The Course in Transnational and European Legal Studies aims at training experts with flexible and markedly interdisciplinary competences, suitable for access to the international market of legal professions increasingly characterised by the demand for cross-sectoral knowledge and accentuated ability to self-adapt to changing work contexts: from corporate work (in the legal or administrative divisions of large multinational organisations) to institutional careers in the international sphere; from qualified legal consultancy work in companies/banks and services to the world of NGOs and the third sector.
Legal experts in transnational and European law present a training that combines advanced legal knowledge with the possibility of deepening transversal knowledge that enables them to govern legal relations increasingly characterised by transnational elements.

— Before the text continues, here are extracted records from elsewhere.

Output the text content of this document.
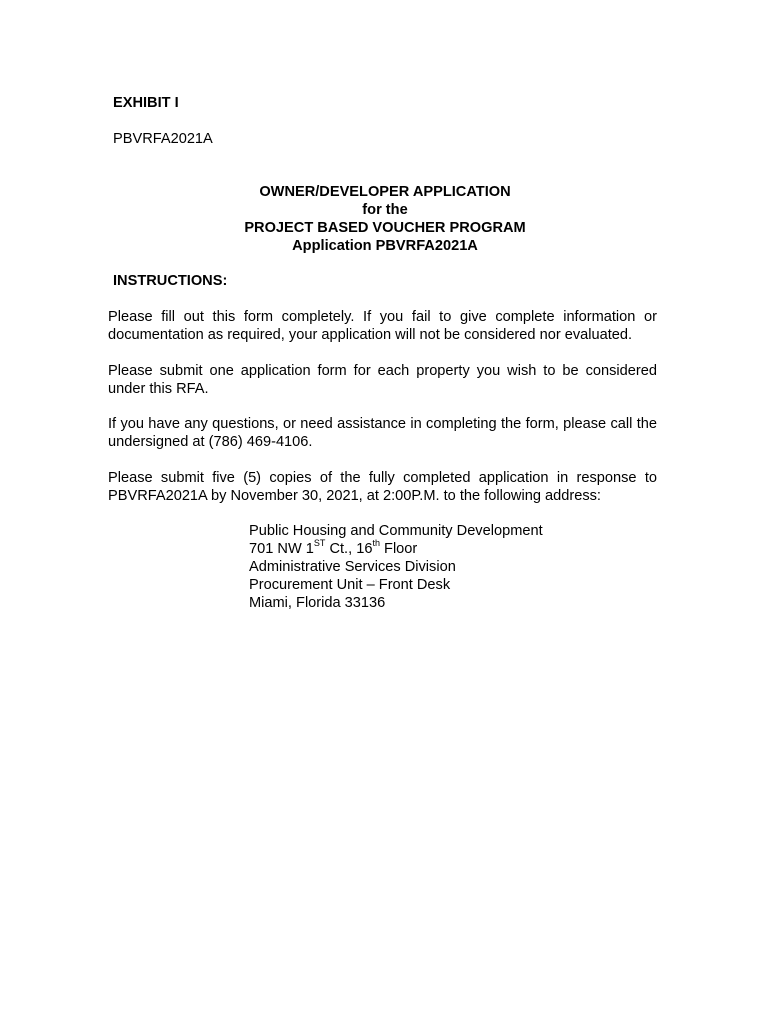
EXHIBIT I
PBVRFA2021A
OWNER/DEVELOPER APPLICATION
for the
PROJECT BASED VOUCHER PROGRAM
Application PBVRFA2021A
INSTRUCTIONS:
Please fill out this form completely. If you fail to give complete information or documentation as required, your application will not be considered nor evaluated.
Please submit one application form for each property you wish to be considered under this RFA.
If you have any questions, or need assistance in completing the form, please call the undersigned at (786) 469-4106.
Please submit five (5) copies of the fully completed application in response to PBVRFA2021A by November 30, 2021, at 2:00P.M. to the following address:
Public Housing and Community Development
701 NW 1ST Ct., 16th Floor
Administrative Services Division
Procurement Unit – Front Desk
Miami, Florida 33136
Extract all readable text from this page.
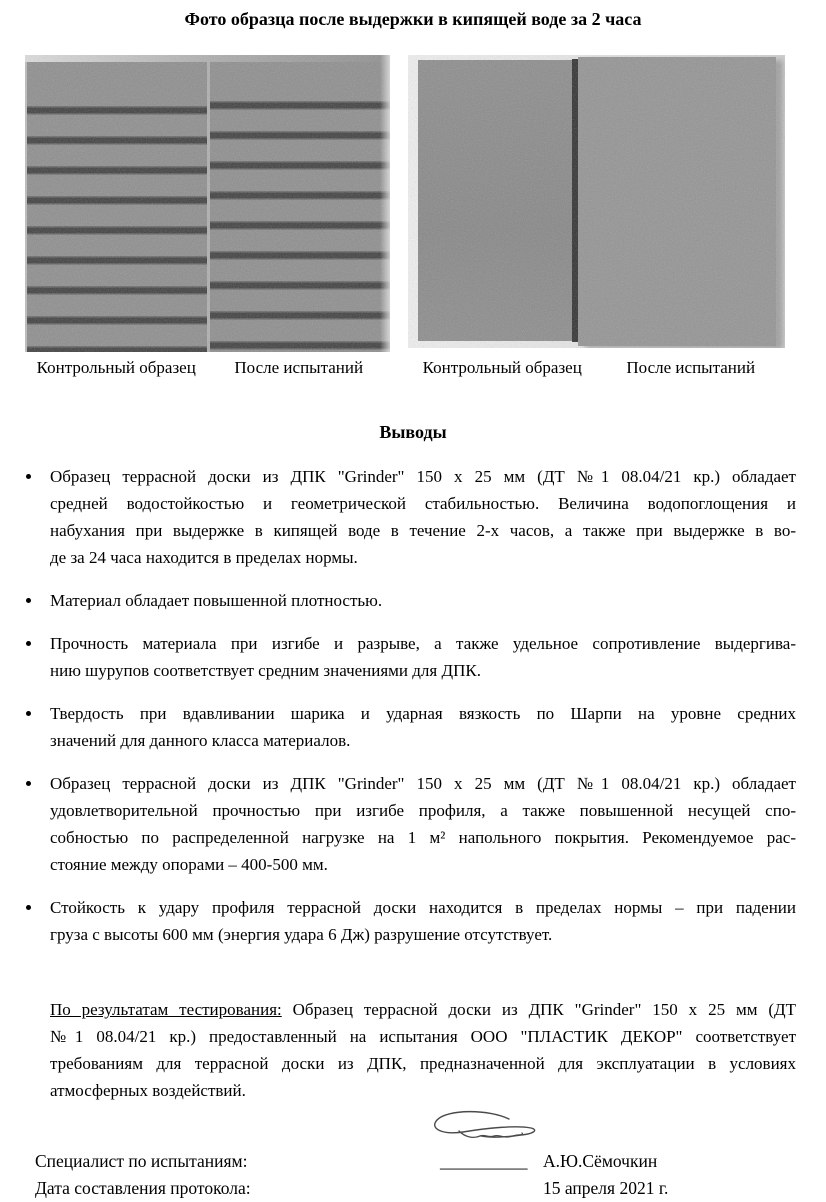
Фото образца после выдержки в кипящей воде за 2 часа
Контрольный образец	После испытаний	Контрольный образец	После испытаний
Выводы
Образец террасной доски из ДПК "Grinder" 150 х 25 мм (ДТ №1 08.04/21 кр.) обладает
средней водостойкостью и геометрической стабильностью. Величина водопоглощения и
набухания при выдержке в кипящей воде в течение 2-х часов, а также при выдержке в во-
де за 24 часа находится в пределах нормы.
Материал обладает повышенной плотностью.
Прочность материала при изгибе и разрыве, а также удельное сопротивление выдергива-
нию шурупов соответствует средним значениями для ДПК.
Твердость при вдавливании шарика и ударная вязкость по Шарпи на уровне средних
значений для данного класса материалов.
Образец террасной доски из ДПК "Grinder" 150 х 25 мм (ДТ №1 08.04/21 кр.) обладает
удовлетворительной прочностью при изгибе профиля, а также повышенной несущей спо-
собностью по распределенной нагрузке на 1 м² напольного покрытия. Рекомендуемое рас-
стояние между опорами – 400-500 мм.
Стойкость к удару профиля террасной доски находится в пределах нормы – при падении
груза с высоты 600 мм (энергия удара 6 Дж) разрушение отсутствует.
По результатам тестирования: Образец террасной доски из ДПК "Grinder" 150 х 25 мм (ДТ
№1 08.04/21 кр.) предоставленный на испытания ООО "ПЛАСТИК ДЕКОР" соответствует
требованиям для террасной доски из ДПК, предназначенной для эксплуатации в условиях
атмосферных воздействий.
Специалист по испытаниям:	__________ А.Ю.Сёмочкин
Дата составления протокола:	15 апреля 2021 г.
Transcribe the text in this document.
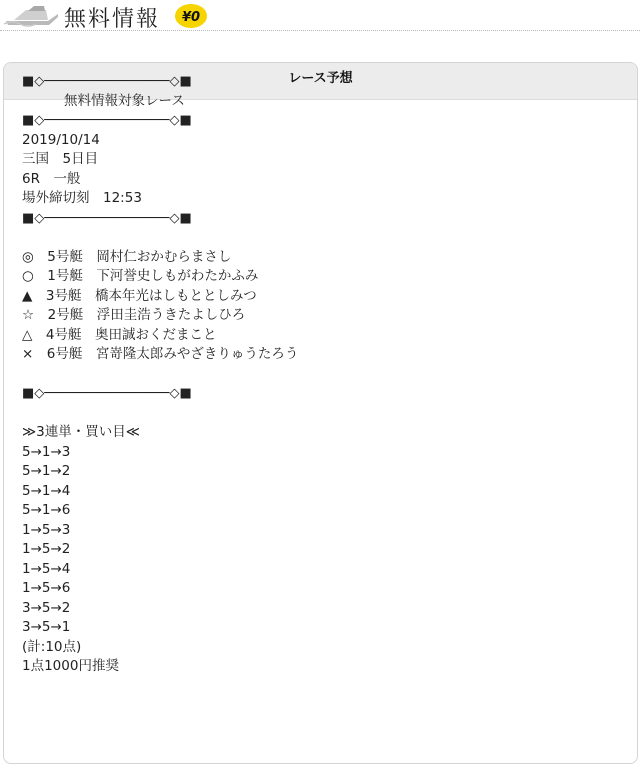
無料情報 ¥0
レース予想
■◇────────────────◇■
無料情報対象レース
■◇────────────────◇■
2019/10/14
三国　5日目
6R　一般
場外締切刻　12:53
■◇────────────────◇■
◎　5号艇　岡村仁おかむらまさし
○　1号艇　下河誉史しもがわたかふみ
▲　3号艇　橋本年光はしもととしみつ
☆　2号艇　浮田圭浩うきたよしひろ
△　4号艇　奥田誠おくだまこと
×　6号艇　宮嵜隆太郎みやざきりゅうたろう
■◇────────────────◇■
≫3連単・買い目≪
5→1→3
5→1→2
5→1→4
5→1→6
1→5→3
1→5→2
1→5→4
1→5→6
3→5→2
3→5→1
(計:10点)
1点1000円推奨
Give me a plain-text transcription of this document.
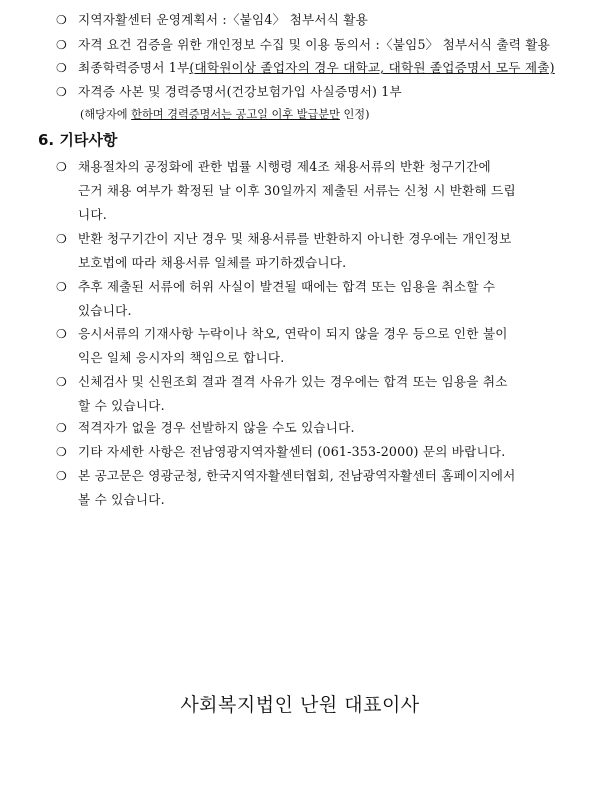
❍ 지역자활센터 운영계획서 :〈붙임4〉 첨부서식 활용
❍ 자격 요건 검증을 위한 개인정보 수집 및 이용 동의서 :〈붙임5〉 첨부서식 출력 활용
❍ 최종학력증명서 1부(대학원이상 졸업자의 경우 대학교, 대학원 졸업증명서 모두 제출)
❍ 자격증 사본 및 경력증명서(건강보험가입 사실증명서) 1부
(해당자에 한하며 경력증명서는 공고일 이후 발급분만 인정)
6. 기타사항
❍ 채용절차의 공정화에 관한 법률 시행령 제4조 채용서류의 반환 청구기간에
근거 채용 여부가 확정된 날 이후 30일까지 제출된 서류는 신청 시 반환해 드립
니다.
❍ 반환 청구기간이 지난 경우 및 채용서류를 반환하지 아니한 경우에는 개인정보
보호법에 따라 채용서류 일체를 파기하겠습니다.
❍ 추후 제출된 서류에 허위 사실이 발견될 때에는 합격 또는 임용을 취소할 수
있습니다.
❍ 응시서류의 기재사항 누락이나 착오, 연락이 되지 않을 경우 등으로 인한 불이
익은 일체 응시자의 책임으로 합니다.
❍ 신체검사 및 신원조회 결과 결격 사유가 있는 경우에는 합격 또는 임용을 취소
할 수 있습니다.
❍ 적격자가 없을 경우 선발하지 않을 수도 있습니다.
❍ 기타 자세한 사항은 전남영광지역자활센터 (061-353-2000) 문의 바랍니다.
❍ 본 공고문은 영광군청, 한국지역자활센터협회, 전남광역자활센터 홈페이지에서
볼 수 있습니다.
사회복지법인 난원 대표이사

The cultural profile and the specific training objectives have been defined on the basis of the evolution of the labour market, with particular reference to the skills required by lawyers called upon to work in professional sectors that increasingly require international legal knowledge, such as industry, commerce, services, public administrations and non-governmental organisations.
The increasingly markedly transnational character assumed by legal relations, both in the public and private sectors, has led to a profound transformation in the ways in which they are organised and managed, imposing a broadening and hybridisation of the knowledge required of the modern lawyer, which is essential for managing the technical, organisational and managerial complexity of professional activities.
The modern legal expert in European and transnational legal sciences will have to be able to operate in legal contexts that are increasingly conditioned by the demand for skills that make it possible to manage the risk linked to the global dimension of production and exchange activities, suggesting efficient and innovative solutions, of which he is called upon to ensure, first and foremost, compliance with the law, adequately setting up proceedings, planning activities by objectives, solving specific problems in international relations, including the management of critical issues and the deflation of litigation.
The figure to be trained has a high degree of specialisation, which in turn responds to a plurality of job offers from the labour market, either as a legal expert in public administration and business, or as a consultant with versatile know-how with functions similar to those of a paralegal or legal assistant.